V&A/RCA MA Course in the History of Design (1)

We held a small, informal, but very moving gathering of the first generation of students who started as students on the V&A/RCA MA Course in the History of Design (or, as it was then called, Design and Decorative Arts: History and Technique) in September 1982 – forty years ago, plus a small number of students from later generations.

Roy Strong came and spoke about his role in establishing the course in the teeth of implacable hostility from his Keepers; it was based on his experience of the interdisciplinarity of the Warburg Institute, crossing boundaries away from the material-based departments so deeply entrenched at the V&A.

Then, Chris Frayling spoke about his experience of establishing the Course at the Royal College of Art, from the time of his interview as Professor of Cultural History.

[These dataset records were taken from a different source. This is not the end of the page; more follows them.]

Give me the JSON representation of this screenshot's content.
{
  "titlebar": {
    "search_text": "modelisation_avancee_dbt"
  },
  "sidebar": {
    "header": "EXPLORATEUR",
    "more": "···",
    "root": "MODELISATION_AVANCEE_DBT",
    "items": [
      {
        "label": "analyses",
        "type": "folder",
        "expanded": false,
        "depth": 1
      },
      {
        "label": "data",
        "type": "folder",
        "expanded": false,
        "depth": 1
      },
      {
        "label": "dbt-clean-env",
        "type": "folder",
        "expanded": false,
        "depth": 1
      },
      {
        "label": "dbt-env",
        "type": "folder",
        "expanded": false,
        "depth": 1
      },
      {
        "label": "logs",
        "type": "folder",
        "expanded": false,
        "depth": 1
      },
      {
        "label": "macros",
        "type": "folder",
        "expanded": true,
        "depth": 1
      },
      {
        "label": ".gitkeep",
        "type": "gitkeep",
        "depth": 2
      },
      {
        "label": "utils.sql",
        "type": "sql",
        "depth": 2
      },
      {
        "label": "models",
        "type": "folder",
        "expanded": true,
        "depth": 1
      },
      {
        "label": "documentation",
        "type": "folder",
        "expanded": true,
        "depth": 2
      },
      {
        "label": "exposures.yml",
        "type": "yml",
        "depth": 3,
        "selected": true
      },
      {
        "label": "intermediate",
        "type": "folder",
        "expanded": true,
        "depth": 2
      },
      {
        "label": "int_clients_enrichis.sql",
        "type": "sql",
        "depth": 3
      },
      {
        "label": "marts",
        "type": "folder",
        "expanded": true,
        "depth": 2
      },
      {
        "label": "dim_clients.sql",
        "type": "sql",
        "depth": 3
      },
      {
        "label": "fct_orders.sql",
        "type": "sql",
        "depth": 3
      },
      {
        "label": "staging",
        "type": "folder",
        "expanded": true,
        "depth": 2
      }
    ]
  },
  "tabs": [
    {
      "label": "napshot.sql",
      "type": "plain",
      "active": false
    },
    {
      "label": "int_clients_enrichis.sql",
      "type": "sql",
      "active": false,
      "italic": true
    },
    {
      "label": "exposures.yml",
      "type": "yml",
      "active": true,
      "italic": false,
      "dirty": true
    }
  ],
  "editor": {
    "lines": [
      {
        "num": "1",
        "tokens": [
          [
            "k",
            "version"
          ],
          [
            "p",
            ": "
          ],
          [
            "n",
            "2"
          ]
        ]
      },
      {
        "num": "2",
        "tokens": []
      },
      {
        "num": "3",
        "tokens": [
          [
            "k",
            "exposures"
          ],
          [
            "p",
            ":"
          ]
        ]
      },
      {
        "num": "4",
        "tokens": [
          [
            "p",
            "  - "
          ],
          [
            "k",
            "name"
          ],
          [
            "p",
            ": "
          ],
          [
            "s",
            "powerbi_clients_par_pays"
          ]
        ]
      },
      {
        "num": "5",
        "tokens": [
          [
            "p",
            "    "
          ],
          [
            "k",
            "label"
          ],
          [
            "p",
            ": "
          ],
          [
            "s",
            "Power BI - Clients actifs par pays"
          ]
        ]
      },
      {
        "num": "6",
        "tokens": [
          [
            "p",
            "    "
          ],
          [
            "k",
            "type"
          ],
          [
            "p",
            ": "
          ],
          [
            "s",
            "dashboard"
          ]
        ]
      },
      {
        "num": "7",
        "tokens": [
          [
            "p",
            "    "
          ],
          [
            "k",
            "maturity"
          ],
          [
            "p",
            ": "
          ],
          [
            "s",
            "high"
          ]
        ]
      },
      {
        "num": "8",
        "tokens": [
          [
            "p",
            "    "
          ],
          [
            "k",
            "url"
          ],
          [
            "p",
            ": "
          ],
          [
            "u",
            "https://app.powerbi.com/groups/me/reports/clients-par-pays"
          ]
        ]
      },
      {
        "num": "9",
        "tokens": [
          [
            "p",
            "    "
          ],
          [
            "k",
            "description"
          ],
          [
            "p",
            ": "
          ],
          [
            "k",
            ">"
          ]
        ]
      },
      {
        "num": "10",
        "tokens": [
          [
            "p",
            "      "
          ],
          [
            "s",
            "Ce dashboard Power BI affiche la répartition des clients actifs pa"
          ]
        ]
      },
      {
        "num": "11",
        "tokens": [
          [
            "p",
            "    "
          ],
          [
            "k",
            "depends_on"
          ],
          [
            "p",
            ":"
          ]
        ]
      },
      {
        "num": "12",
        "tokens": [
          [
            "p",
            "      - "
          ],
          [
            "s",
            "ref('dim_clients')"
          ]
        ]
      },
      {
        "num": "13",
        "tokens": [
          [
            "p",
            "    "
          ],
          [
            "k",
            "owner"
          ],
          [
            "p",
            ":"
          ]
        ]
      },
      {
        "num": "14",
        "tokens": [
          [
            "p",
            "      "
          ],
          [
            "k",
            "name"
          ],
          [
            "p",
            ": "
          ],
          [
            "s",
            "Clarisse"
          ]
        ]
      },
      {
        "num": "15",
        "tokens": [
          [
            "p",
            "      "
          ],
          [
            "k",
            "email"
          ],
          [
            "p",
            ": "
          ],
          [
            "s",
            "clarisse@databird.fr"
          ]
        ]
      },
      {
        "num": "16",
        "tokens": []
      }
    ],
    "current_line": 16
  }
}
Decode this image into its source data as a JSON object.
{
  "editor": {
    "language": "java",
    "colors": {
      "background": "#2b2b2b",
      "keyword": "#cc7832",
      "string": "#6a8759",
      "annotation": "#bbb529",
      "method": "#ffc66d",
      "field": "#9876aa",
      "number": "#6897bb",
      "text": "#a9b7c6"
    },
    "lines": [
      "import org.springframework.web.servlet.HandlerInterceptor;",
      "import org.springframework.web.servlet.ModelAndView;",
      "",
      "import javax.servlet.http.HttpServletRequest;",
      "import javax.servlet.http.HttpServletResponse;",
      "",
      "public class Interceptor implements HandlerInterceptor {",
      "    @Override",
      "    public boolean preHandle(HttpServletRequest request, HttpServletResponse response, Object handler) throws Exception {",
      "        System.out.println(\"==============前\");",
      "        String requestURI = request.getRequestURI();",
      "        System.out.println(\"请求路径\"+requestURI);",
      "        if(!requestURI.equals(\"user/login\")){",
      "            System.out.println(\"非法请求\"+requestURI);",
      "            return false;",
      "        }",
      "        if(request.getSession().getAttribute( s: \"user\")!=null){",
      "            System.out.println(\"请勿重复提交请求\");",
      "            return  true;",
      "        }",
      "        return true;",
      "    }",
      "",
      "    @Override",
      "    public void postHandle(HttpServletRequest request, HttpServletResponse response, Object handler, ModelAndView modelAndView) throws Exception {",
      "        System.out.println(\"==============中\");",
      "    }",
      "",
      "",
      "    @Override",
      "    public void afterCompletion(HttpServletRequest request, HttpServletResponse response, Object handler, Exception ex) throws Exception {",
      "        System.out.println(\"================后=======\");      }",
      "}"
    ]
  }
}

There was a sense of rift between the two institutions: the Royal College totally modernist, hostile to history; the V&A very strongly antiquarian and not much interested in contemporary design.

The two of them met metaphorically half way up Exhibition Road. Gillian Nayor and Penny Sparke were hired as tutors. The Course was approved in early 1982. The first students arrived in September 1982, the month that I was offered a job as Assistant Keeper at the V&A. The rest is history – a complex history because everyone remembers it differently.

I hope their talks have been recorded, because it was invaluable oral history.